Kaygının hemen yanıbaşında ise, şimdiye kadar geçirdiği bir yığın badireden, deyim yerindeyse “dört ayağı üstüne düşerek” çıkmış olmanın kazandırdığı o güven duygusu olsa gerek. Ona göre çok daha sağlam bir kültürü olan Adnan Menderes, düşen uçaktan sağ çıkıp onu sevenlerce evliya gibi karşılandığında, bunun etkisinden pek sıyrılamamıştı. Erdoğan’ın da kendinde benzer bir “keramet” görmeye başlaması, başka türlü açıklaması zor birtakım davranışlarının içsel mantığını kuruyor olabilir. İlginç, ama aynı zamanda tehlikeli bir karışım bu: korku ve güven karışımı.

Tayyip Erdoğan’ın zihin dünyasında en güvenli örgüt, sanırım, “dinî” bir otoriteyi de temsil eden bir öndere kayıtsız şartsız bağlı, oldukça amorf bir kitlenin içinden çıkacak bir “milis” – hani var ya tarihte, kahverengi gömlekli Almanlar, siyah gömlekli İtalyanlar ya da mavi gömlekli Romenler. Erdoğan da şöyle yeşil renkli bir milisle çok rahat edebilir. Bu, Tayyip Erdoğan’ın kişiliğine bağlanacak bir şey; gelgelelim, o kişiliğe cevap veren bir nesnel politik-ideolojik yapılanma da var.
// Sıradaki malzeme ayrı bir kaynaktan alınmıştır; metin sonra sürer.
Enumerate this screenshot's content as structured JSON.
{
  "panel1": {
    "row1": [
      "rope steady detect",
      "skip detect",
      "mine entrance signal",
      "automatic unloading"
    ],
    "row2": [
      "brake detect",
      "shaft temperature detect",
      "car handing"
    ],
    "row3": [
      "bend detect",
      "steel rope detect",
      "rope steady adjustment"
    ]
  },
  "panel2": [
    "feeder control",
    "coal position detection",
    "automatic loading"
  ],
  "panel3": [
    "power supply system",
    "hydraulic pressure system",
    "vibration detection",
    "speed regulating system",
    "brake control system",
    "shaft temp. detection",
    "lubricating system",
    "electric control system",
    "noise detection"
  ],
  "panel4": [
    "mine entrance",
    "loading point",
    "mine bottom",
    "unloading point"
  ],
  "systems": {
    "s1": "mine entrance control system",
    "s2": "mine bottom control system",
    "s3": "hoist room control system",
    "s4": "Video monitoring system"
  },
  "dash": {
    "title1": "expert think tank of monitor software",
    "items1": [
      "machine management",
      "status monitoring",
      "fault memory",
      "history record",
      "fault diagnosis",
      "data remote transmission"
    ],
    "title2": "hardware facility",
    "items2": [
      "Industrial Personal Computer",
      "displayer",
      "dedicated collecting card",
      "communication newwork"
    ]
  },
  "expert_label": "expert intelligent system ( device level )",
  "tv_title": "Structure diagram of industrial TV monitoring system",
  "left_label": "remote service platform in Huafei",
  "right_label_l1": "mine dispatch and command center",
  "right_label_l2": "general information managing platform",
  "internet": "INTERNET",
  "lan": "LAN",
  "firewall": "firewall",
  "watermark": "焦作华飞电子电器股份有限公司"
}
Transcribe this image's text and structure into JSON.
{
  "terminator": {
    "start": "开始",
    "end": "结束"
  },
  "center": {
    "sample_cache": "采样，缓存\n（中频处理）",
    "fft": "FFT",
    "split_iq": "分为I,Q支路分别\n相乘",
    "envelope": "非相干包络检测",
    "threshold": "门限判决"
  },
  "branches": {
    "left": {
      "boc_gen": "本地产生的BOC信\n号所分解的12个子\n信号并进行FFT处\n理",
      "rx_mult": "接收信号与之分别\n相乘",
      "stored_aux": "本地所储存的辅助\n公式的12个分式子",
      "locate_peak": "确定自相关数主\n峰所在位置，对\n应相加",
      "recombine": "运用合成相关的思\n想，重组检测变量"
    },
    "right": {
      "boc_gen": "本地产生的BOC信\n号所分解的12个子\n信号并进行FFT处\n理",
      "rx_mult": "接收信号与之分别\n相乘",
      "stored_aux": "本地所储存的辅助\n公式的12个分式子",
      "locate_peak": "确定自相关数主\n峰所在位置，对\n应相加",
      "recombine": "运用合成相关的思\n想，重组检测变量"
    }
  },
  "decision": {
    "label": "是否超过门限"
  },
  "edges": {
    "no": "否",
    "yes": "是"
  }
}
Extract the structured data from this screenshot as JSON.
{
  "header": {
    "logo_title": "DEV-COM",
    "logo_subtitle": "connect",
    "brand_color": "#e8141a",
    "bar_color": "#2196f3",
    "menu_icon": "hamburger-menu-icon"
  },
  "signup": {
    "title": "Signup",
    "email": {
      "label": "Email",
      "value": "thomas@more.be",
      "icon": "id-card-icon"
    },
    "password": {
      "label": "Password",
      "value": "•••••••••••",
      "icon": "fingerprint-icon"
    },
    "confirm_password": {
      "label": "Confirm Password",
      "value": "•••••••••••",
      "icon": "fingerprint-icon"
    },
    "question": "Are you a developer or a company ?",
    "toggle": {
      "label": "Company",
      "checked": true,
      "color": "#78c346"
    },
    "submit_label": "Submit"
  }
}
Şimdiye kadar AKP’ye oy vermiş kişilerin hepsinin Tayyip Erdoğan’ın özellikle Gezi direnişinden bu yana uyguladığı siyaseti onayladığı kanısında değilim. Ama bunları onaylayan, daha radikal bir kişisel diktayı da onaylamaya hazır bir çekirdek olduğunu sanıyorum. Erdoğan’ın istediği “milis”i çıkaracak olan kesim de bu. Tayyip Erdoğan ve AKP ile “iktidar” denen yerin çok uzaklarında yaşayagelmiş bir kesim iktidar pozisyonlarını eline geçirdi; bundan çok mutlu oldu; vazgeçmeye de hiç niyeti yok. Bir yanda da, günlük geçinme gailesinde bu iktidarın eline bakan sayıca hiç azımsanmayacak bir kitle var. Bunlar bir arada, Tayyip Erdoğan’ın bireysel karakterinin toplumdaki nesnel karşılığını oluşturuyor. Dolayısıyla bir kişilikle birtakım maddi koşulların tam bir uyum gösterdiği ilginç bir konjonktürde yaşıyoruz.